Bahçeli, daha sonra şu görüşleri ifade etti:
“Dış politikanın hedefi; eldeki tüm imkânlar kullanılarak ülkenin güvenlik, siyasi, ekonomik ve kültürel çıkarlarının savunulması, geliştirilmesi olmalıdır. Belirlenmiş bir amaca ulaşmak için taktik ve stratejilerin çatısı iyi kurulmalıdır. Herhangi bir sorunun çözümünde iki taraf ülkenin aynı anda kazançlı çıkması, yani ‘Kazan kazan.’ sloganının gerçekleşmesi, uluslararası ilişkilerin ruh ve akışına istisnalar dışında uygun değildir. Her iki tarafın kazanması ancak tarafların çıkarları arasında bir denge kurulmasıyla mümkündür ki bu da kolay olmayacaktır. Eğer bir sorunla ilgili çözüm olacaksa bu, her şeyden önce adil ve hakkaniyete müzahir olmalıdır.”
Hükûmetin İsrail’le vardığı anlaşmayı da eleştiren Devlet Bahçeli, bugüne kadar İsrail hakkında gerek Cumhurbaşkanı Erdoğan’ın gerekse hükûmet sözcülerinin yaptığı sert açıklamaların hiçbir karşılığının olmadığını anlattı.
Bahçeli, şöyle dedi:
“Madem İsrail’le anlaşılacak, barışılacak, kucaklaşılacaktı; bunca sert söze bunca su katılmamış hakarete ne gerek vardı? Geçmişteki sözleri nereye koyacağız? Bu keskin çarkı nasıl izah edeceğiz? Teröristlerde onur ve gurur arayanlar, dış politikada ne ilke ne seviye ne de inandırıcılık bırakmışlardır. AKP hükûmeti hangi İsrail’le anlaşmıştır? Gazze’yi yakıp yıkan; Doğu Kudüs’te terör estiren; fosfor bombalarını Filistin’in üzerine yağdıran İsrail nereye gitmiş; katliamlar ne çabuk unutulmuştur? Geçen hafta da söyledim; ülkeler arasında kalıcı dostluk ve düşmanlık olmaz. Fakat son yedi yıllık sözleri ne yapacağız, nasıl yok sayacağız? İsrail’in lekeli sicilinin temizlendiğini nasıl kabulleneceğiz?”
Milliyetçi Hareket Partisinin İsrail’le ilişkilerin iyileşmesinden ve makul bir çerçeveye oturmasından prensipte rahatsız olmadığını kaydeden Bahçeli, “Bizim söylediğimiz karşılıklı çıkarların gözetilmesidir.
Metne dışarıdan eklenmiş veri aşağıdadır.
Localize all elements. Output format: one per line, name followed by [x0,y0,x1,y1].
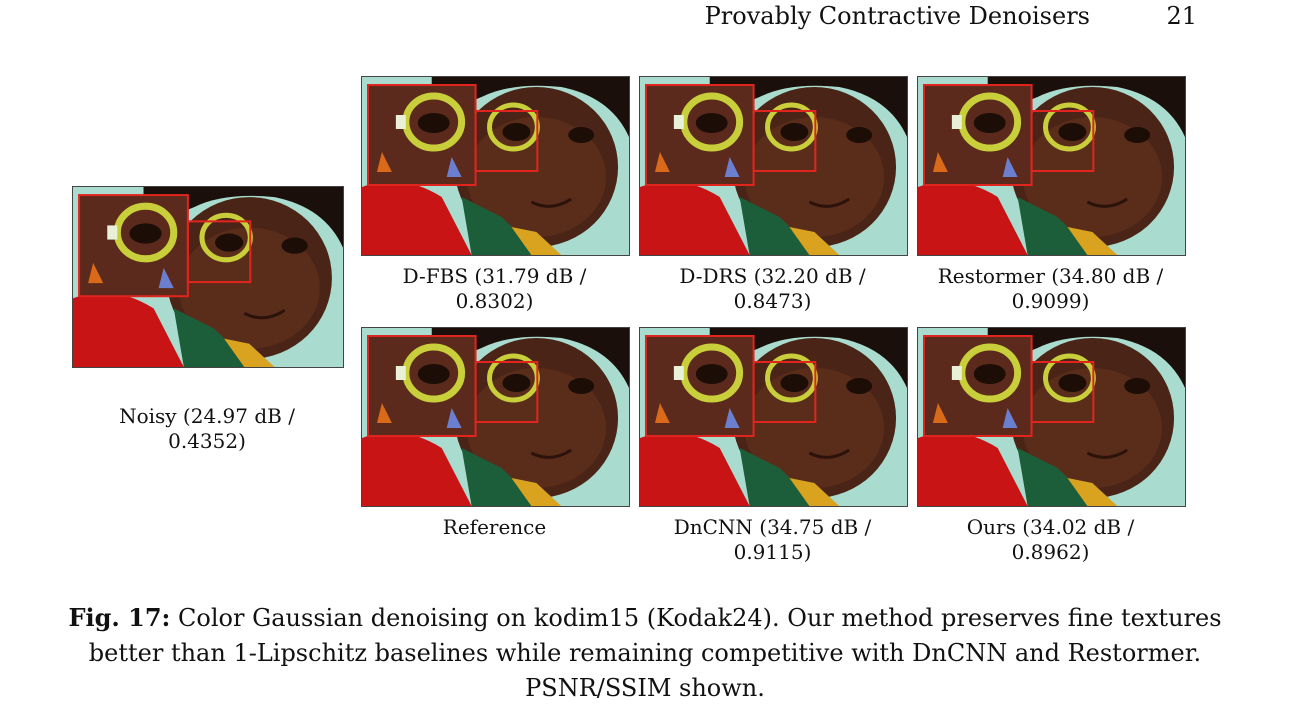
ddrs-image [639,76,908,256]
noisy-caption: Noisy (24.97 dB / 0.4352) [72,404,342,454]
figure-label: Fig. 17: [68,603,171,632]
page-number: 21 [1166,2,1197,30]
ddrs-caption-line1: D-DRS (32.20 dB / [679,264,866,288]
noisy-image [72,186,344,368]
restormer-caption-line1: Restormer (34.80 dB / [937,264,1164,288]
dncnn-image [639,327,908,507]
ours-caption-line1: Ours (34.02 dB / [966,515,1135,539]
noisy-caption-line1: Noisy (24.97 dB / [119,404,295,428]
reference-caption-line1: Reference [442,515,547,539]
noisy-caption-line2: 0.4352) [168,429,246,453]
figure-caption: Fig. 17: Color Gaussian denoising on kod… [55,600,1235,706]
ours-caption-line2: 0.8962) [1011,540,1090,564]
dfbs-image [361,76,630,256]
dfbs-caption-line1: D-FBS (31.79 dB / [402,264,587,288]
dncnn-caption-line2: 0.9115) [733,540,812,564]
figure-caption-text: Color Gaussian denoising on kodim15 (Kod… [88,604,1222,702]
restormer-caption-line2: 0.9099) [1011,289,1090,313]
dfbs-caption-line2: 0.8302) [455,289,534,313]
restormer-image [917,76,1186,256]
running-head: Provably Contractive Denoisers 21 [0,0,1290,40]
ddrs-caption: D-DRS (32.20 dB / 0.8473) [639,264,906,314]
ours-image [917,327,1186,507]
ours-caption: Ours (34.02 dB / 0.8962) [917,515,1184,565]
running-title: Provably Contractive Denoisers [704,2,1090,30]
ddrs-caption-line2: 0.8473) [733,289,812,313]
reference-caption: Reference [361,515,628,540]
restormer-caption: Restormer (34.80 dB / 0.9099) [907,264,1194,314]
dncnn-caption: DnCNN (34.75 dB / 0.9115) [639,515,906,565]
reference-image [361,327,630,507]
dfbs-caption: D-FBS (31.79 dB / 0.8302) [361,264,628,314]
dncnn-caption-line1: DnCNN (34.75 dB / [673,515,872,539]
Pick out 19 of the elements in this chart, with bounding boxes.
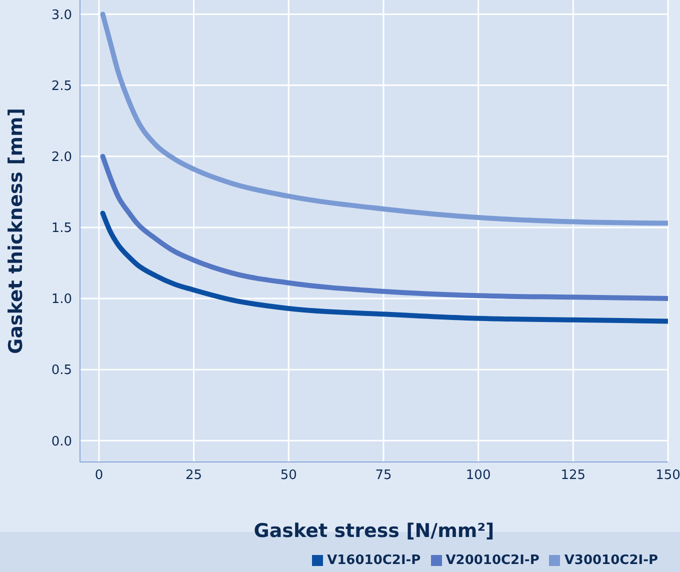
x-axis-title: Gasket stress [N/mm²] [254, 520, 494, 542]
y-tick-label: 3.0 [51, 8, 72, 23]
y-tick-label: 2.0 [51, 150, 72, 165]
x-tick-label: 125 [560, 468, 586, 484]
y-tick-label: 1.5 [51, 221, 72, 236]
legend-label: V30010C2I-P [564, 553, 658, 568]
x-tick-label: 0 [94, 468, 104, 484]
x-tick-label: 100 [466, 468, 491, 484]
legend-label: V20010C2I-P [446, 553, 540, 568]
legend-label: V16010C2I-P [327, 553, 421, 568]
y-tick-label: 1.0 [51, 292, 72, 308]
x-tick-label: 75 [375, 468, 392, 484]
y-axis-title: Gasket thickness [mm] [5, 108, 27, 354]
x-tick-label: 25 [186, 468, 202, 484]
x-tick-label: 50 [280, 468, 297, 484]
x-tick-label: 150 [656, 468, 680, 484]
y-tick-label: 0.5 [51, 363, 72, 378]
y-tick-label: 2.5 [51, 78, 72, 94]
y-tick-label: 0.0 [51, 434, 72, 450]
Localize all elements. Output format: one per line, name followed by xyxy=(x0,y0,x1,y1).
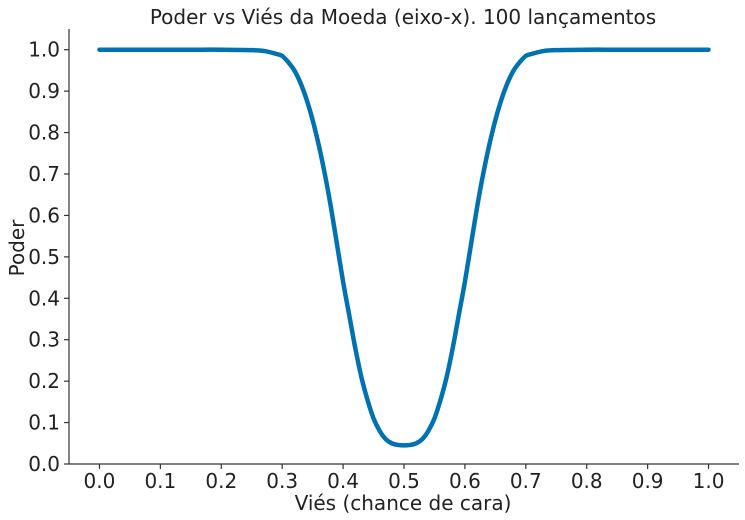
power-series-line xyxy=(97,47,711,448)
y-tick-label: 0.3 xyxy=(28,328,60,352)
y-tick-label: 0.1 xyxy=(28,411,60,435)
y-tick-label: 0.5 xyxy=(28,245,60,269)
y-tick-label: 1.0 xyxy=(28,38,60,62)
x-axis-label: Viés (chance de cara) xyxy=(295,491,512,515)
y-tick-label: 0.0 xyxy=(28,452,60,476)
x-tick-label: 0.3 xyxy=(266,469,298,493)
y-tick-label: 0.6 xyxy=(28,203,60,227)
y-tick-label: 0.4 xyxy=(28,286,60,310)
y-axis-ticks: 0.0 0.1 0.2 0.3 0.4 0.5 0.6 0.7 0.8 0.9 1.0 xyxy=(28,38,69,476)
x-tick-label: 1.0 xyxy=(693,469,725,493)
x-tick-label: 0.4 xyxy=(327,469,359,493)
x-tick-label: 0.9 xyxy=(632,469,664,493)
chart-title: Poder vs Viés da Moeda (eixo-x). 100 lan… xyxy=(150,5,656,29)
y-tick-label: 0.2 xyxy=(28,369,60,393)
x-tick-label: 0.1 xyxy=(144,469,176,493)
x-axis-ticks: 0.0 0.1 0.2 0.3 0.4 0.5 0.6 0.7 0.8 0.9 1.0 xyxy=(84,464,725,493)
x-tick-label: 0.2 xyxy=(205,469,237,493)
x-tick-label: 0.0 xyxy=(84,469,116,493)
y-tick-label: 0.8 xyxy=(28,121,60,145)
x-tick-label: 0.5 xyxy=(388,469,420,493)
y-axis-label: Poder xyxy=(5,219,29,277)
x-tick-label: 0.7 xyxy=(510,469,542,493)
y-tick-label: 0.7 xyxy=(28,162,60,186)
x-tick-label: 0.8 xyxy=(571,469,603,493)
x-tick-label: 0.6 xyxy=(449,469,481,493)
y-tick-label: 0.9 xyxy=(28,79,60,103)
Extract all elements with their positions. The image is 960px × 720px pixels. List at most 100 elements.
Bizim istediğimiz geçmişteki sözlerin çiğnenmesinden dolayı hiç olmazsa aziz milletimizden özür dilenmesi veya pişmanlık emarelerinin gösterilmesidir. Aynı şey Rusya’yla ilişkiler için de geçerlidir… Türkiye-Rusya ilişkilerinin canlanması tabii olarak olumlu ve isabetlidir. Ama 24 Kasım 2015’te düşürülen Rus uçağının egemenlik haklarımızı ihlal ettiğini hiç kimse inkâr edemeyecektir. Sayın Erdoğan’ın hamlesi karşılıksız kalırsa, Türkiye tek taraflı boyun eğmiş olacaktır. Bu ise Türkiye’nin oyuncağa dönmesine, hiçbir yaptırım ve caydırıcılığının kalmadığına kanıt sayılacaktır. Şayet bu olursa ortada çok ciddi bir kriz var demektir ve Türkiye her türlü iç ve dış operasyona açık ve müsait hâle gelecektir. Dış politikada sabır, dirayet ve ihtiyat şarttır.” ifadelerini kullandı.